WASHINGTON — Making big cuts in emissions linked to global warming could trim U.S. economic growth by $400 billion to $1.8 trillion over the next four decades, a new study says.


The study published today by a nonprofit research group partially funded by the power industry concludes that halving emissions of carbon dioxide — the main greenhouse gas linked to global warming — will require “fundamental” changes in energy production and consumption.


The Electric Power Research Institute said the most cost-effective way to reduce the level of carbon dioxide in the atmosphere was to make many changes at once, including expanding nuclear power, developing renewable technologies and building systems to capture and store carbon dioxide emitted from coal plants. Reducing demand for electricity also is key, the institute said.
Still, the shift to cleaner technologies will raise the price of both electricity and natural gas, whose use in power generation is expected to grow in a carbon-constrained world.
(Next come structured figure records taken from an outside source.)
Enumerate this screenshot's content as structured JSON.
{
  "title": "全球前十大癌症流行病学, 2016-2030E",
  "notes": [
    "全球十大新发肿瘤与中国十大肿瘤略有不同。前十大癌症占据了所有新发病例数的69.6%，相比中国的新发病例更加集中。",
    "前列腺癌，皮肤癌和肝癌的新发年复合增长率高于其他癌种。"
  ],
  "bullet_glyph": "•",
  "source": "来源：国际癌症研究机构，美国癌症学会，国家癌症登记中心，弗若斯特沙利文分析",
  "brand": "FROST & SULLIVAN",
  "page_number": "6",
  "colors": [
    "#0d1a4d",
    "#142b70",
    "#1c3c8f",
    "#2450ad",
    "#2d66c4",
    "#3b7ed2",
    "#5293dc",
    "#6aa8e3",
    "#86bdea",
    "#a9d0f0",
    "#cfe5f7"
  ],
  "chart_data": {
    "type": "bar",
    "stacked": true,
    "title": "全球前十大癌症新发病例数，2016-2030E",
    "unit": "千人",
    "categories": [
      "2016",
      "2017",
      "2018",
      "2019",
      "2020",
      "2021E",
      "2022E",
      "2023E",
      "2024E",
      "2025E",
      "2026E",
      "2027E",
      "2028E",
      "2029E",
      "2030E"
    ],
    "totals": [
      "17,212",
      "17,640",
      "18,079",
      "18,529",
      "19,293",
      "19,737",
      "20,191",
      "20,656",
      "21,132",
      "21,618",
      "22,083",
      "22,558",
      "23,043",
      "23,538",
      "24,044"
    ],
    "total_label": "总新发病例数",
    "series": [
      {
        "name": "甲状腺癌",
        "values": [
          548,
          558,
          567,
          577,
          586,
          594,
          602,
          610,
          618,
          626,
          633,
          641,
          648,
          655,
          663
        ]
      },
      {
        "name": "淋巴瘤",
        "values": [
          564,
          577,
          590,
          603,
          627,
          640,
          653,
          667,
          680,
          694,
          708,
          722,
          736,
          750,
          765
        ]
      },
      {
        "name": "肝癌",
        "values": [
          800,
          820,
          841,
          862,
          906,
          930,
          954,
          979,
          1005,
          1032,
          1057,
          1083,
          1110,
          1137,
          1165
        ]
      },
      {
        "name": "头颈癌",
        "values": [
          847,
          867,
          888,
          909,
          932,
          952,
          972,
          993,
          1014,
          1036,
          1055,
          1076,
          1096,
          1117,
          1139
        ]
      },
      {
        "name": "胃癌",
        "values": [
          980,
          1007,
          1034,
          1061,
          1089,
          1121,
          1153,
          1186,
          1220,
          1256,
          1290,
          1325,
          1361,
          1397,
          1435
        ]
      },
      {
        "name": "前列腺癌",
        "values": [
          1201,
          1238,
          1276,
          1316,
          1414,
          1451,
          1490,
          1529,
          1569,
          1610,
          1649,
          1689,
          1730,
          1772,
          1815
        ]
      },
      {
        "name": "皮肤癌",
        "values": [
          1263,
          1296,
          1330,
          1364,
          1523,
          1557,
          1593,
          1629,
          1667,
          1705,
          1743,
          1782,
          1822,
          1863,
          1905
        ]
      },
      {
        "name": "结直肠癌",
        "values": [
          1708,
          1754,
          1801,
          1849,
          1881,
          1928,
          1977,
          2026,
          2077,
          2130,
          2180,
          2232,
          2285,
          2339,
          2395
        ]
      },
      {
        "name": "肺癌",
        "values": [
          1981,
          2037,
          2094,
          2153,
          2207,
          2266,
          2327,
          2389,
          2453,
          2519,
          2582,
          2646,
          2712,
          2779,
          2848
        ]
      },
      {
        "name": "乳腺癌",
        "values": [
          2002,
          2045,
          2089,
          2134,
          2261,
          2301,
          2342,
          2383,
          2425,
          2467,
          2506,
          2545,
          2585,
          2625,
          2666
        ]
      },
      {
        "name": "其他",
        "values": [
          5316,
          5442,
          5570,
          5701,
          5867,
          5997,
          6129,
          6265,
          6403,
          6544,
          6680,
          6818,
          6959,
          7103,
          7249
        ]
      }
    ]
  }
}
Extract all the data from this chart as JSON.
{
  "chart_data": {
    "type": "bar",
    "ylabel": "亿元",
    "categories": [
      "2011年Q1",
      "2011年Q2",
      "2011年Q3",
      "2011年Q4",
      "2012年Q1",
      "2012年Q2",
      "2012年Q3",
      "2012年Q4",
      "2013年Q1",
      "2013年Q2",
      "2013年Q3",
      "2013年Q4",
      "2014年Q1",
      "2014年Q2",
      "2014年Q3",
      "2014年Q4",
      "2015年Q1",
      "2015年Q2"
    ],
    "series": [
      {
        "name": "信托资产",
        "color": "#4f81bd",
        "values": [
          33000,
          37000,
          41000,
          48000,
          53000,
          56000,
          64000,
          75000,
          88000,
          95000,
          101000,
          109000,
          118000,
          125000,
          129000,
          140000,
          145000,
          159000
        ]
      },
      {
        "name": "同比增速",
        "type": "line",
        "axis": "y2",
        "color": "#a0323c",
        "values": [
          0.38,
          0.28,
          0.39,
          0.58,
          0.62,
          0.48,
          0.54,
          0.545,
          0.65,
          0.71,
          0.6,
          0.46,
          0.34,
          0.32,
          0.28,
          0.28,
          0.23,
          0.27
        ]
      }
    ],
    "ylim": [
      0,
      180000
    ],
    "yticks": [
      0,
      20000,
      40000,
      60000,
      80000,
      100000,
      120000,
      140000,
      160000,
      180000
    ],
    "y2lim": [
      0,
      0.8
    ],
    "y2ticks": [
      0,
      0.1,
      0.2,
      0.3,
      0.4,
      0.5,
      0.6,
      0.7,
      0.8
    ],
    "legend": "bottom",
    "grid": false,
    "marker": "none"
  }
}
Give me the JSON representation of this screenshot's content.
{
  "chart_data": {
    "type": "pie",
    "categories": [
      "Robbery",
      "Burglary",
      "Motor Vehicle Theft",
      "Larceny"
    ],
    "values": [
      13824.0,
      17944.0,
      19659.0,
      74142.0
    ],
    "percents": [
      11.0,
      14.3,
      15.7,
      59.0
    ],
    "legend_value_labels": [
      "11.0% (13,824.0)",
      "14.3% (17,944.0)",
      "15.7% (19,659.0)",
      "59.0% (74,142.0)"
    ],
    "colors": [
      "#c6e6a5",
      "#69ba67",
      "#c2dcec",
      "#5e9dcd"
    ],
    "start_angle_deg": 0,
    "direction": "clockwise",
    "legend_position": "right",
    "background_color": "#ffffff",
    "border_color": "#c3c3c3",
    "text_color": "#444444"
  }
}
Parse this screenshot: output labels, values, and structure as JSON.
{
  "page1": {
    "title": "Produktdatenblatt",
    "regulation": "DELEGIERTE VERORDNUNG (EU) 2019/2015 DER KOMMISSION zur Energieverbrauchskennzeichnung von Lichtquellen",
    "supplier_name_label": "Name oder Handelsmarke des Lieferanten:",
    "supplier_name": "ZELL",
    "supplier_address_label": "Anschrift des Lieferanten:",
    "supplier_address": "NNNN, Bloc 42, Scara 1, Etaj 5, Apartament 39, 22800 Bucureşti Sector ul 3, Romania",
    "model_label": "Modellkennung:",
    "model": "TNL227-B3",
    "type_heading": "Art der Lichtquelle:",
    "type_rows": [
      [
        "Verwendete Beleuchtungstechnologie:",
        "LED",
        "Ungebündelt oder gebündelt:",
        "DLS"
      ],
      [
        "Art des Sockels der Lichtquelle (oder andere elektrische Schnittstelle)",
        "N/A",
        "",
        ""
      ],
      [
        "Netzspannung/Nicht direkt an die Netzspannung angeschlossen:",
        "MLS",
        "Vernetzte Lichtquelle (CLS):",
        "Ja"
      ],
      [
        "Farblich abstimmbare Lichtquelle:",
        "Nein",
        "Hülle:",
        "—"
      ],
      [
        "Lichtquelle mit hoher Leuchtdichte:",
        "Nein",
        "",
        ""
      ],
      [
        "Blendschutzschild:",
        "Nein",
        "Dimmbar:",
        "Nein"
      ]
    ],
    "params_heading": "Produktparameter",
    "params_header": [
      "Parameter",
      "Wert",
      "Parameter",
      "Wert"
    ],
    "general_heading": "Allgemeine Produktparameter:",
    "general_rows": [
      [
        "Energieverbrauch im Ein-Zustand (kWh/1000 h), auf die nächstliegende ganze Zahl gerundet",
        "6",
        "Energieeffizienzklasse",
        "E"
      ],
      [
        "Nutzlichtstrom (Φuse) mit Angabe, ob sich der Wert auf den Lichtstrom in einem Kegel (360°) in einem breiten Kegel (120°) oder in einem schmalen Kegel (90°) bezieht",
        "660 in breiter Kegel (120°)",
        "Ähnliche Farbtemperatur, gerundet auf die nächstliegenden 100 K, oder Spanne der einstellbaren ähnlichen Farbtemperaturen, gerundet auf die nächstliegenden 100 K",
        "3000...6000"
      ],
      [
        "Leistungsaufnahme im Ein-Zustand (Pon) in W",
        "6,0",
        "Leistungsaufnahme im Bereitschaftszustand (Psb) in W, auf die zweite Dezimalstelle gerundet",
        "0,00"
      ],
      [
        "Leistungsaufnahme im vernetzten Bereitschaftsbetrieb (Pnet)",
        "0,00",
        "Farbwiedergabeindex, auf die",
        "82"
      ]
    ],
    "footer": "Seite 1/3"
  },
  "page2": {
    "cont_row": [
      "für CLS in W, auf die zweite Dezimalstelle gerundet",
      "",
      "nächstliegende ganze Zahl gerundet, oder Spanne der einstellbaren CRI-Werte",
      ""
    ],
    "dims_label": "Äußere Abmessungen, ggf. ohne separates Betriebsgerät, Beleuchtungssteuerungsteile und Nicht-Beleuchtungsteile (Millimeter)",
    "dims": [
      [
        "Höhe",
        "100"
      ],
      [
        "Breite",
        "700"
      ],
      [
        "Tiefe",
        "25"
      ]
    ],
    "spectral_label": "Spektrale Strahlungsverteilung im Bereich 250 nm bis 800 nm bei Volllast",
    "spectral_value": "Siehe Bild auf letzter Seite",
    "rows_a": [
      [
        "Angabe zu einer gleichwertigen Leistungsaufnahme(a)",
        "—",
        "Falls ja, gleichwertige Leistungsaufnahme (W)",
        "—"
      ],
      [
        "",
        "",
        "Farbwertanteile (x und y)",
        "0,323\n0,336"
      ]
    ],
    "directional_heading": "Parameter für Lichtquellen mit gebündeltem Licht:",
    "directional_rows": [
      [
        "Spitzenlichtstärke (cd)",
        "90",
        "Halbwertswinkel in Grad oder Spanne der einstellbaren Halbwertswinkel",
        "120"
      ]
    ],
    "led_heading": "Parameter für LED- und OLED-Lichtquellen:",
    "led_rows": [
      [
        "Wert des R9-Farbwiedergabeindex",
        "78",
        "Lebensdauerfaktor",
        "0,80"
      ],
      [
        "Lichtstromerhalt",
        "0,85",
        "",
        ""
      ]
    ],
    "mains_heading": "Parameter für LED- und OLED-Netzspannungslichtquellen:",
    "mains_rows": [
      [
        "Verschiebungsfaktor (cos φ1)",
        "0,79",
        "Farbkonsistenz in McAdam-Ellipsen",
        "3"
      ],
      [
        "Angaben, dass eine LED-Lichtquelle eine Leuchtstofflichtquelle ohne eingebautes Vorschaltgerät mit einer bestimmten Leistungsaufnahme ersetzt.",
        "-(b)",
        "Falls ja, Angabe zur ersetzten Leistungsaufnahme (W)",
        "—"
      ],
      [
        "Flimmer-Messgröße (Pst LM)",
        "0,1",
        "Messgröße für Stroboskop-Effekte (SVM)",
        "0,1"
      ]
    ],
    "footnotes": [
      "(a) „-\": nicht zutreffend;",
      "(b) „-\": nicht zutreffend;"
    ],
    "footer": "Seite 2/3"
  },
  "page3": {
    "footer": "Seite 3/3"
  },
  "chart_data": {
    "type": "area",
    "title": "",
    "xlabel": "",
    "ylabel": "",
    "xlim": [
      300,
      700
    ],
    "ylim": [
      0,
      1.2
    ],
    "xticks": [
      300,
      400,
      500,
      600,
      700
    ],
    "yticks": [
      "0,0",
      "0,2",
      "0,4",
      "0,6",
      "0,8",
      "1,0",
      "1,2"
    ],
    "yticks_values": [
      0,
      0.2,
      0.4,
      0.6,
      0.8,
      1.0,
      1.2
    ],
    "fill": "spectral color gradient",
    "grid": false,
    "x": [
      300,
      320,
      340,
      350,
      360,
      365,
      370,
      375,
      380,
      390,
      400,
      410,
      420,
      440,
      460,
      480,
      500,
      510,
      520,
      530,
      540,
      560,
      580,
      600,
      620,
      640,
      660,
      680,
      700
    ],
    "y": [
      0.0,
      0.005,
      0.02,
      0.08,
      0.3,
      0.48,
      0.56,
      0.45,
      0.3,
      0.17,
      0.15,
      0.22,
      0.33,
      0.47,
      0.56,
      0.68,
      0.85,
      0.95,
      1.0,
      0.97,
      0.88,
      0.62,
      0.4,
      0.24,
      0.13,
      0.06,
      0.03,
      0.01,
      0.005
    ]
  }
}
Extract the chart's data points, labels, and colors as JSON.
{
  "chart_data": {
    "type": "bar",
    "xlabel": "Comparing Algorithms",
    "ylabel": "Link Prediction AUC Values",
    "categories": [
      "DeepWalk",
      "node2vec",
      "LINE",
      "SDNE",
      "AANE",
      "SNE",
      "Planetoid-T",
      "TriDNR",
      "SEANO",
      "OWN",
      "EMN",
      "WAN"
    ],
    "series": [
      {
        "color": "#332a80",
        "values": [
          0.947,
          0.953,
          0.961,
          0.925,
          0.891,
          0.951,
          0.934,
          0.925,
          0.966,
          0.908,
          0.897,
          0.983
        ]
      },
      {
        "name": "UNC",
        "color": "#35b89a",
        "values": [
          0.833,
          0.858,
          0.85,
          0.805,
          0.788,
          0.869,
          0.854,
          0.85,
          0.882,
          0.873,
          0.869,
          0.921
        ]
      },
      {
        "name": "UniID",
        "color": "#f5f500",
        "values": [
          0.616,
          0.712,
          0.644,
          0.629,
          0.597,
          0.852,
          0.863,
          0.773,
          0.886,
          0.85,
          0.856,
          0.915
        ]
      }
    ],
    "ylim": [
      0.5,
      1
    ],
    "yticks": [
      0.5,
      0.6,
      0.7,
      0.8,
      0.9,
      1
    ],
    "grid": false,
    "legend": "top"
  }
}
The EPRI cost estimate is based on a 50 percent cut in total U.S. carbon emissions from 2010 levels by 2050. Without such a cut and the shifts in technology it would bring, the Energy Department projects that U.S. carbon emissions will rise from about 6 billion metric tons a year in 2005 to 8 billion metric tons by 2030.

The report calls for more modest cuts in emissions than some proposals currently being considered in Congress. Bigger cuts could well be more expensive.

However, a leading environmental group said the study missed a key point: the economic costs of not doing anything to stop global warming — which they warn will lead to problems as diverse as flooding damage, refugee crises and less snow at ski resorts.